Крылья голубки
Шрифт:
– Конечно, она может в любой день поставить тебя перед фактом.
Кейт подумала и ответила:
– И что с того? Естественно, она может, но я не думаю, что она намерена спешить. Пока ты далеко, она не станет предпринимать действий. Она оставит меня в покое.
– Но будут приходить мои письма.
– Их будет много? Очень много?
– Очень, очень, очень много! Невероятно много, ты сама знаешь! А кроме того, – добавил Деншер, – будут еще и твои письма.
– О, я не стану оставлять свои письма на обычном столике для корреспонденции. Я сама буду относить их на почту.
Он быстро взглянул на нее:
– Ты думаешь, что мне лучше посылать письма тебе на какой-то другой адрес? – И, прежде чем она ответила, добавил: – Знаешь, пожалуй, не стоит. Пусть все будет в открытую.
Она секунду помедлила:
– Конечно, в открытую. Не бойся, что я стану действовать скрытно. Пиши на мой обычный адрес. Я буду гордиться тем, что известно – ты мне пишешь.
Он уточнил:
– Даже если это связано с риском спровоцировать расспросы?
– Я не боюсь расспросов, – уверенно ответила она. – Если она спросит, есть ли между нами нечто определенное,
– Что со мной все решено?
– Что я люблю тебя так, как никого никогда не любила, и что она может с этим делать, что хочет.
Она заявила это с торжествующим видом, как декларацию новообретенной веры, и молодой человек посмотрел ей в глаза, так что у обоих перехватило дыхание.
– Кроме того, она может и тебя об этом спросить, между прочим.
– Нет, пока я в отъезде.
– Ну, когда ты вернешься.
– Тогда наступит для нас момент радости, – ответил Деншер. – Но, честно говоря, следуя выбранной ею самой политике безопасности, она ни о чем меня спрашивать не станет. Она отпустила меня. И я не буду ей лгать.
– Значит, все достанется мне?
– Все для тебя, – рассмеялся он, с нежностью глядя на девушку.
Как ни странно, в следующий момент он ощутил некое подобие тени, набегающей в ясный день. Его дискриминация была весьма вероятной и естественной реальностью, и связана она была не только с его намерениями в отношении девушки. Атмосфера едва заметно изменилась – может быть, из-за традиционной разницы в понимании правды между мужчиной и женщиной; и ощущение этой разницы словно провоцировало ее. Мгновение ушло у нее на оценку ситуации, потом она вернулась к тому, что встревожило ее пару минут назад. Казалось, вопрос свободы был для нее нешуточным. Но она подобрала изящный способ выразить свои соображения.
– Мужчины такие глупые, даже ты. Ты просто не понимаешь: если я сама буду относить письма на почту, то вовсе не потому, что намерена их прятать, это было бы так вульгарно.
– О, ты сказала – это для удовольствия!
– Да, но ты не понял… не понимаешь, каким может быть удовольствие. Есть такие тонкие чувства, – она постаралась говорить спокойнее, – я имею в виду осознанные ощущения, оценки… Нет, – отмахнулась она с досадой, – мужчины не понимают! В таких делах вы замечаете лишь то, что женщины вам говорят.

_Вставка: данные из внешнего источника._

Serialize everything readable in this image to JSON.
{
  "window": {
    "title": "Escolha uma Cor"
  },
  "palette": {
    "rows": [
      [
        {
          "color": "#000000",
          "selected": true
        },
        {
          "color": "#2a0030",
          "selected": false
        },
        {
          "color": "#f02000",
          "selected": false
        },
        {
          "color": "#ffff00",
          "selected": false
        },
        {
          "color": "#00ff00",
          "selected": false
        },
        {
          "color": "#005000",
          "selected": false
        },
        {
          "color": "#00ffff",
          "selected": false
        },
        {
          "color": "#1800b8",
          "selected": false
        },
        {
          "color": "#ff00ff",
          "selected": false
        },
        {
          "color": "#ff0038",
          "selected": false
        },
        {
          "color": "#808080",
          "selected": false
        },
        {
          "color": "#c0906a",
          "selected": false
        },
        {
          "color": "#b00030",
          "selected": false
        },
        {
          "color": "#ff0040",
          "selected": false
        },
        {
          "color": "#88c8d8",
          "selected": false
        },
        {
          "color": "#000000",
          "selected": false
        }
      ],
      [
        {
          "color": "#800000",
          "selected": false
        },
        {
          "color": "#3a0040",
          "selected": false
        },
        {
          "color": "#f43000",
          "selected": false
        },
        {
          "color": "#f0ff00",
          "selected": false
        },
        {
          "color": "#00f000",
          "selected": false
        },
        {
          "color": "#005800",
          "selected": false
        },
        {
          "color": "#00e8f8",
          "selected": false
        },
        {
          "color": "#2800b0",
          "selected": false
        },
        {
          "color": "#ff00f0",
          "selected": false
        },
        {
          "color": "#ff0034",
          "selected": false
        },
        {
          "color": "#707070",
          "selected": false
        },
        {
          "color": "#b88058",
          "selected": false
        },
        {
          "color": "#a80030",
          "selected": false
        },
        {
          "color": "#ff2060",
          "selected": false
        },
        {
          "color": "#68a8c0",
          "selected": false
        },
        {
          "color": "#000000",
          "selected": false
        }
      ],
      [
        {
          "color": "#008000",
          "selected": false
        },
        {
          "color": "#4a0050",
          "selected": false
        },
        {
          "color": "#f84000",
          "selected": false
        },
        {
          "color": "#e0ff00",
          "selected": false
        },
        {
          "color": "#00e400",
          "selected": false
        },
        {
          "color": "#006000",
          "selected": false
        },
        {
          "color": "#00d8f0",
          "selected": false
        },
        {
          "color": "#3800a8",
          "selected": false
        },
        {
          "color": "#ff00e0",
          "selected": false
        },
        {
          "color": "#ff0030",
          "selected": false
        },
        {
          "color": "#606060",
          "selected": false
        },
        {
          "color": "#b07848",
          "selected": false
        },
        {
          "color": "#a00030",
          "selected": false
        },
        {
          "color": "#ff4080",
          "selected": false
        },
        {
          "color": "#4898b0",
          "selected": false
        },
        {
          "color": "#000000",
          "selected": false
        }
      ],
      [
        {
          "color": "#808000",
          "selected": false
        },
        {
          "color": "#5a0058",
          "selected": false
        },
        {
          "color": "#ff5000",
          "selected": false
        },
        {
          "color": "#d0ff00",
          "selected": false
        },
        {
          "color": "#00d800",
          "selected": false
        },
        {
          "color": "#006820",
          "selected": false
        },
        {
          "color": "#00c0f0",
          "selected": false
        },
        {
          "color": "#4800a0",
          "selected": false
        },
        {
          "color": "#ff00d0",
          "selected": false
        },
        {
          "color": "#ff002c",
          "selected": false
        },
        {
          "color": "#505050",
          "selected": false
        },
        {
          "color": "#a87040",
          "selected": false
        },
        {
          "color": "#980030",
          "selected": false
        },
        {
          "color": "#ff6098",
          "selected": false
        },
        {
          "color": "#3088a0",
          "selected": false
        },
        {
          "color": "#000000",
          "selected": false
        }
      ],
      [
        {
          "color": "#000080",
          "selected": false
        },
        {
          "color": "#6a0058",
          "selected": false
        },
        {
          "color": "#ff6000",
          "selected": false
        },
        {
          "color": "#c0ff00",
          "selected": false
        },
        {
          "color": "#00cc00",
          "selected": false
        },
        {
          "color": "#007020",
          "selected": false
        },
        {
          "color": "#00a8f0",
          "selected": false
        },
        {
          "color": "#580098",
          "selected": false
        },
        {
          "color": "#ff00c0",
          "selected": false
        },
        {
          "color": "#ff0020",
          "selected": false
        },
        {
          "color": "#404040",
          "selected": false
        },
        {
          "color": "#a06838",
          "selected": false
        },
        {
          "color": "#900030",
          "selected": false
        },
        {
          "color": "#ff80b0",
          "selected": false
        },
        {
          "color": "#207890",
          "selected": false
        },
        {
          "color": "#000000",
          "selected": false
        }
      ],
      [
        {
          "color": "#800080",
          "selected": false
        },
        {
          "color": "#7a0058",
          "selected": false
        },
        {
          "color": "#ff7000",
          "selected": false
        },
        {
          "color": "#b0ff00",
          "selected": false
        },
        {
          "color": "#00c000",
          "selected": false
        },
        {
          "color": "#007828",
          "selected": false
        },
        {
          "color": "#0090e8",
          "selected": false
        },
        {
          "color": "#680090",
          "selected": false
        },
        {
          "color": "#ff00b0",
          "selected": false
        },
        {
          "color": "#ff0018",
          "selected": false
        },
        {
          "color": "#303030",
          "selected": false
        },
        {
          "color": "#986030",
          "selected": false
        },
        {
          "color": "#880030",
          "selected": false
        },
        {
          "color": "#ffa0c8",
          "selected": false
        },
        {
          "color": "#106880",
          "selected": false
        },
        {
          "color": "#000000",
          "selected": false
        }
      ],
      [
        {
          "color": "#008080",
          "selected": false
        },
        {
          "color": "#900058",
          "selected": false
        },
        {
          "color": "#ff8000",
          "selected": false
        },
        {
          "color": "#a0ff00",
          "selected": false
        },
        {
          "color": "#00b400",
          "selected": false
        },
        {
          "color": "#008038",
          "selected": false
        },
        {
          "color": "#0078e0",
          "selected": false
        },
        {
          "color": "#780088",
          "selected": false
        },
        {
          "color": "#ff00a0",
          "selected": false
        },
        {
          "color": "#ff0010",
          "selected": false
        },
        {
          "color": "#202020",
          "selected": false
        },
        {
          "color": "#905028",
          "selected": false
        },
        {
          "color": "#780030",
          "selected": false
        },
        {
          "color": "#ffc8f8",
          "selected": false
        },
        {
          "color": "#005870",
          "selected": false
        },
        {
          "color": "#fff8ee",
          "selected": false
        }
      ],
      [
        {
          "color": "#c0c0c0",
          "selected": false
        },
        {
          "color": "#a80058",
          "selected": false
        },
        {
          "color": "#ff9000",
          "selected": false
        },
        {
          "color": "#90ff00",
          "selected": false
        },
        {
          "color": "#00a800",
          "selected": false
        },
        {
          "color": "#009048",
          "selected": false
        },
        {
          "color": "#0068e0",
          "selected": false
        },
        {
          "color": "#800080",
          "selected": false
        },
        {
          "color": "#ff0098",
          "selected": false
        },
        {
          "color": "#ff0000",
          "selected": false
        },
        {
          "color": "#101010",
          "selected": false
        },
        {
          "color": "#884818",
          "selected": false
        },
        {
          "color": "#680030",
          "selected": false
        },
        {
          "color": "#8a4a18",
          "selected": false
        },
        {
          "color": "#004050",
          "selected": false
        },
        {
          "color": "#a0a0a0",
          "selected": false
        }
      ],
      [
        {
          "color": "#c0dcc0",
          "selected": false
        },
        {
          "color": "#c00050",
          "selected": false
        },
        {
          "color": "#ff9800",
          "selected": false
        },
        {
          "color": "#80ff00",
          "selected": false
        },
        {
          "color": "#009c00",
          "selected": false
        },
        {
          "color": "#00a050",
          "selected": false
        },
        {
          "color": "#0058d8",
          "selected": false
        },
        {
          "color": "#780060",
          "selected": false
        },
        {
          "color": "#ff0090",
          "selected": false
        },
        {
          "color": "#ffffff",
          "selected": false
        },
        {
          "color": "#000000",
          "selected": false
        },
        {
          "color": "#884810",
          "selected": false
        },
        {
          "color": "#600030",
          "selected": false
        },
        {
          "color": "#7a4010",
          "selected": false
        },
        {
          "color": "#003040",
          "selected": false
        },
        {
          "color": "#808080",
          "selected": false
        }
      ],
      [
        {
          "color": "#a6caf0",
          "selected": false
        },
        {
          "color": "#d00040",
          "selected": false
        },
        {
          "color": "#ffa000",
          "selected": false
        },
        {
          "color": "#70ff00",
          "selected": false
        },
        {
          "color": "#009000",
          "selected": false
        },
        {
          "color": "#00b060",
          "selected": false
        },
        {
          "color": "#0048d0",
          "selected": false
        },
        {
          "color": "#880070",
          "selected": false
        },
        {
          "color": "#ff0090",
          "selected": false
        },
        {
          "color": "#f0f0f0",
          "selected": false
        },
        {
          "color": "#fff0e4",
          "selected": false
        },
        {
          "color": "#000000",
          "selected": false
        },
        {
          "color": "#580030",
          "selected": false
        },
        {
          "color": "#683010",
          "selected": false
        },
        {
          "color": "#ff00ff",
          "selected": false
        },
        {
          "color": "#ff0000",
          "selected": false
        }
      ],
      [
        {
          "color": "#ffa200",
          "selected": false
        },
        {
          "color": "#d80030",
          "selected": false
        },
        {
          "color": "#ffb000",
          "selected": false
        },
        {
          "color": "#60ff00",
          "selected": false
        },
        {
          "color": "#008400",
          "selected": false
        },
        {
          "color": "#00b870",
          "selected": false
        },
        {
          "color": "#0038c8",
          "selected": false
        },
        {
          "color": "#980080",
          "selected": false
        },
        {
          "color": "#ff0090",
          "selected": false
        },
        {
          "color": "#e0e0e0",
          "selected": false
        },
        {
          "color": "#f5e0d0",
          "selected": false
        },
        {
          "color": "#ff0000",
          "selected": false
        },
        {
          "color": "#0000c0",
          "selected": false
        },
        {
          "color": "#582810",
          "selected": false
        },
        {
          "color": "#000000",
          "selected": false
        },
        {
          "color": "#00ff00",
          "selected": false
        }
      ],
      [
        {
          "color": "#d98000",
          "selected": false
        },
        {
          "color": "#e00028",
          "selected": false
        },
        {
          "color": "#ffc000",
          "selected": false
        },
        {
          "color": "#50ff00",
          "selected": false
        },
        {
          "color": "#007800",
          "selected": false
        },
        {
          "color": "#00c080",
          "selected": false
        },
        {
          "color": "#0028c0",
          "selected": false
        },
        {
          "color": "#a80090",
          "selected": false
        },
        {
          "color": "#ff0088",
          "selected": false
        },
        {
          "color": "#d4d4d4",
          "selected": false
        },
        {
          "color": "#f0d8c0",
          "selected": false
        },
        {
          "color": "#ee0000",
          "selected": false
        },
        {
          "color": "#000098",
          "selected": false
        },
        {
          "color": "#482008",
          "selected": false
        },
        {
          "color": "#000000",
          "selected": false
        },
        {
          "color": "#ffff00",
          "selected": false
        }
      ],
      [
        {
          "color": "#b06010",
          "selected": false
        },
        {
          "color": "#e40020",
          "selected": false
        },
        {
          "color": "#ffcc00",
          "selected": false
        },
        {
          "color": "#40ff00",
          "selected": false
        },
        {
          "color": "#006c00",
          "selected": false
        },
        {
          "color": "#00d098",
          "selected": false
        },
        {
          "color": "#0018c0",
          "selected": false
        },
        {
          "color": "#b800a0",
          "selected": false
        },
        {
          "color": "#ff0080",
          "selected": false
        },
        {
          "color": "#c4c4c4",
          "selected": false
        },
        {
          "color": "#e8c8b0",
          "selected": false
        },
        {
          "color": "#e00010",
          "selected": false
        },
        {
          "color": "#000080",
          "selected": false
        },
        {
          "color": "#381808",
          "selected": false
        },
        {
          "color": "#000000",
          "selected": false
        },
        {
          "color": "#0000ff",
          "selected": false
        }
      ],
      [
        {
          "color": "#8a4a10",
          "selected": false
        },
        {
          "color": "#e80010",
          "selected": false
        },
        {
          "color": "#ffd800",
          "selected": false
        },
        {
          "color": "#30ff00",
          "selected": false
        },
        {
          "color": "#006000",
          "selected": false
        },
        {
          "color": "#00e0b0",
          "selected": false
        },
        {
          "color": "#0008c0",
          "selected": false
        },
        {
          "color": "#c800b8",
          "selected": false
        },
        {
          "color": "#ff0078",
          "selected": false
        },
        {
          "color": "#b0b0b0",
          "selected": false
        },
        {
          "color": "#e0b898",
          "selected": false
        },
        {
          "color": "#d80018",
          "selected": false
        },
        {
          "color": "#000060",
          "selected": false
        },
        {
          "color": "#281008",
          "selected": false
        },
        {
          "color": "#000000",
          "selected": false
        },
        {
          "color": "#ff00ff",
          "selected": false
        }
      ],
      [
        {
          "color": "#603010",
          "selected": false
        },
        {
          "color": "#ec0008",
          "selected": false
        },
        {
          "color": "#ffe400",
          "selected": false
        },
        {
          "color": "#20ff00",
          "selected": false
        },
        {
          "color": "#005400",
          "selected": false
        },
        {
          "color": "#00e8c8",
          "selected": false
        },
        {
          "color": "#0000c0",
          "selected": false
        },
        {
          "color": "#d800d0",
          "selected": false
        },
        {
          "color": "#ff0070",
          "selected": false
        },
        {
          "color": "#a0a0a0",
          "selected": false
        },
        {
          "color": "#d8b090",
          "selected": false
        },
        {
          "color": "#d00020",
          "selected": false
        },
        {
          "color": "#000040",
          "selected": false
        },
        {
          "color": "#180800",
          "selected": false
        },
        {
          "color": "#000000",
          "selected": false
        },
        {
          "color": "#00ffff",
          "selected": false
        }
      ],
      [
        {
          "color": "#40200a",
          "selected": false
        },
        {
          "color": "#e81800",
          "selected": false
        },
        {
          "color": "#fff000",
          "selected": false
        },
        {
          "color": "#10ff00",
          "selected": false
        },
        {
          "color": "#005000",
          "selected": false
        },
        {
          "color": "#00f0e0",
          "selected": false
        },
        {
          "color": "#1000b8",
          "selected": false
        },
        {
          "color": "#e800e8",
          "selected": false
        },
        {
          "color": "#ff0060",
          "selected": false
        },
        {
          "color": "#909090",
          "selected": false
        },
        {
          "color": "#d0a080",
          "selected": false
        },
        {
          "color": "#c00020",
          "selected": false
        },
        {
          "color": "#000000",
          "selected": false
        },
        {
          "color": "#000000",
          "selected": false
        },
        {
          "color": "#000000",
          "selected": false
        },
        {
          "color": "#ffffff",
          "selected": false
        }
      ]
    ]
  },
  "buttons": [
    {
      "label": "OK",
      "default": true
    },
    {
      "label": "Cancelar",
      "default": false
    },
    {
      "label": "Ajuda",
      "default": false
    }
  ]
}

Она часто произносила подобные речи – непринужденные, веселые, энергичные, он привык к ним и даже находил их милыми, поскольку они никак не вторгались в самую суть отношений пары.
– Так вот потому-то вы, женщины, так нам нужны!
Книга третья
В преддверии швейцарского курортного сезона две дамы получили ясное предостережение, что их планы не продуманы, проходы в горах еще не открыты, воздух холодный, гостиницы пока не работают, но дамы проявили безрассудную храбрость и оказались в итоге ряда приключений там, где и хотели быть. Они доверились советам официантов и других служащих в районе итальянских озер, которые горячо поддерживали их замысел; они и сами понимали, что проявляют необычное нетерпение и дерзко настаивают на воплощении своей мечты – по крайней мере, это было мечтой младшей из двух дам; они вместе перебирали множество вариантов, изучали расположение и характеристики дворцов региона – их интересовали вилла д’ Эсте, Каденаббия, Палланца и Стреза; одинокие путешественницы использовали поучительные тома из библиотеки путешествий, прислушивались к суждениям знатоков, меняли и уточняли детали. На самом деле их маршрут был весьма скромным, они ничем особенно не рисковали в надежде добраться благополучно до Брюнига. Им это удалось, и теперь они наслаждались поразительной красотой ранней весны в горах, хотя порой и сожалели, что не могут задержаться в пути подольше, а мест для промежуточной остановки и отдыха в это время слишком мало.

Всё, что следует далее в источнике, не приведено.